5日を超える年次有給休暇(以下、年休という)を計画的に付与する制度がある。この制度は、労基署を含む労働行政が取り組んでいる「年間総実労働時間の削減」の一環で、年次有給休暇の取得を促進させるものとして、注目されている。
現在、労働者1人平均の年休取得率は、48%をわずかに上回る程度である(平成15年、厚生労働省による調査)。労働基準法ではこれまで日数を増やすなどの改正がなされたにも関わらず、むしろ取得率は減少している。行政としては、未取得部分の年休を計画的に付与すれば、当然に取得率が向上するという思惑であろう。しかしこの制度にかける使用者側の期待は、少し違ったニュアンスがあると感じている。つまり、あらかじめ計画どおりに休ませておけば好きな時に年休を取得されることが減り、事業運営に影響が少ないとする意見だ。

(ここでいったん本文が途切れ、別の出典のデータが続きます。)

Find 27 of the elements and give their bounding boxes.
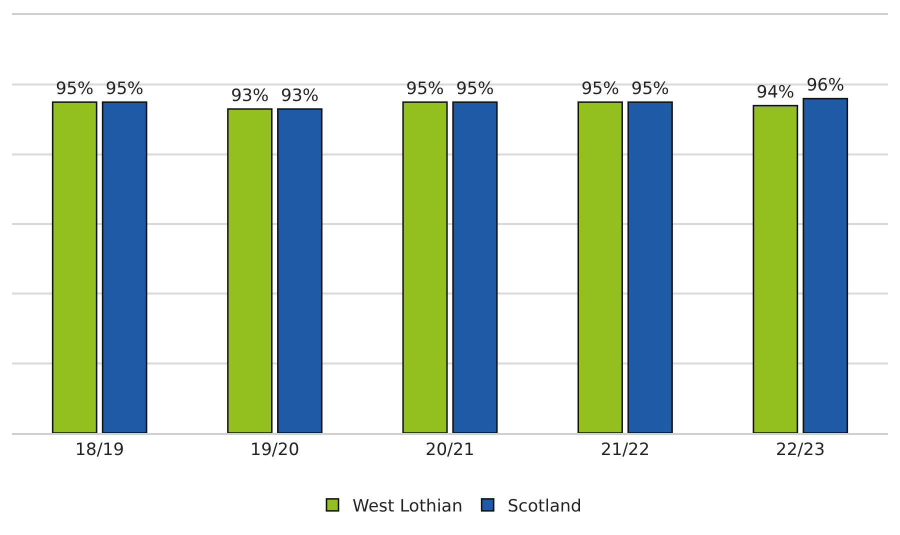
data-label: 93% xyxy=(280,86,319,106)
bar xyxy=(52,101,98,433)
bar xyxy=(578,101,623,433)
data-label: 95% xyxy=(456,79,494,100)
legend-label: Scotland xyxy=(508,496,582,517)
data-label: 96% xyxy=(806,76,844,96)
x-tick-label: 18/19 xyxy=(75,440,124,460)
x-tick-label: 22/23 xyxy=(776,440,825,460)
data-label: 95% xyxy=(631,79,670,100)
x-tick-label: 19/20 xyxy=(250,440,300,460)
bar xyxy=(752,104,798,433)
bar xyxy=(277,108,322,433)
data-label: 93% xyxy=(230,86,269,106)
bar xyxy=(802,98,848,433)
data-label: 94% xyxy=(756,82,794,103)
data-label: 95% xyxy=(106,79,144,100)
bar xyxy=(627,101,673,433)
data-label: 95% xyxy=(581,79,620,100)
bar xyxy=(102,101,148,433)
data-label: 95% xyxy=(56,79,94,100)
data-label: 95% xyxy=(406,79,444,100)
x-tick-label: 20/21 xyxy=(426,440,474,460)
bar xyxy=(452,101,498,433)
legend-label: West Lothian xyxy=(352,496,463,517)
bar xyxy=(227,108,273,433)
bar xyxy=(402,101,448,433)
x-tick-label: 21/22 xyxy=(600,440,650,460)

本来、年休は労働者が指定した日に取らせるのが原則であるが、実際には許可制として「キミがいないと困るではないか」という所属長の直感的な判断により認めなかったという話も聞く。もちろんこれは、使用者に与えられている時季変更権とは認められない。時期変更権とは事業の正常な運営を妨げる事情があるときに例外的に認められるものであり、本当に代替要員の手配が困難だなどという事情が存在する必要があるし、日頃から通常可能な配慮をすべきともされているため、恒常的な人手不足は理由にならない。

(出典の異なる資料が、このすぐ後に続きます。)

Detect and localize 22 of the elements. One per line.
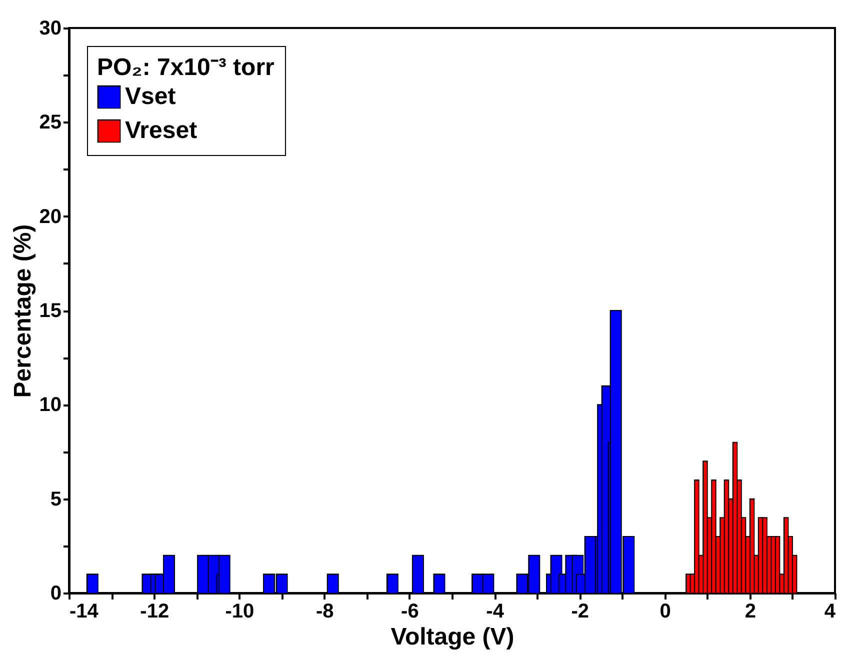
- x-tick-label: 2: [744, 600, 756, 622]
- y-tick-label: 20: [39, 206, 62, 228]
- y-tick-label: 0: [50, 582, 62, 604]
- y-tick-label: 25: [39, 112, 62, 134]
- x-tick-label: -8: [316, 600, 334, 622]
- y-tick-label: 10: [39, 394, 62, 416]
- legend-label: Vset: [125, 83, 176, 110]
- legend-label: Vreset: [125, 117, 198, 144]
- x-tick-label: -14: [70, 600, 100, 622]
- x-tick-label: -2: [571, 600, 590, 622]
- x-tick-label: -12: [140, 600, 170, 622]
- x-axis-title: Voltage (V): [390, 624, 514, 650]
- x-tick-label: 4: [824, 600, 836, 622]
- y-tick-label: 5: [50, 488, 62, 510]
- x-tick-label: -10: [225, 600, 254, 622]
- legend-title: PO₂: 7x10⁻³ torr: [97, 54, 274, 81]
- x-tick-label: -6: [401, 600, 419, 622]
- y-axis-title: Percentage (%): [9, 224, 36, 398]
- y-tick-label: 30: [39, 18, 62, 40]
- y-tick-label: 15: [39, 300, 62, 322]
- x-tick-label: 0: [660, 600, 671, 622]
- x-tick-label: -4: [486, 600, 505, 622]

年休の計画的付与の導入目的としては、取得率の向上でも計画的な取得でももちろんかまわないが、その運用の際には、年休は労働者の権利であるという認識がベースとなる。企業トップとしては、年休の許可により結果として阻止するような仕組みではなく、どう効率的に取得させるかという制度や、取得時の影響を極力減らせるような所属長へのマネジメント支援で、組織づくりをしたいものである。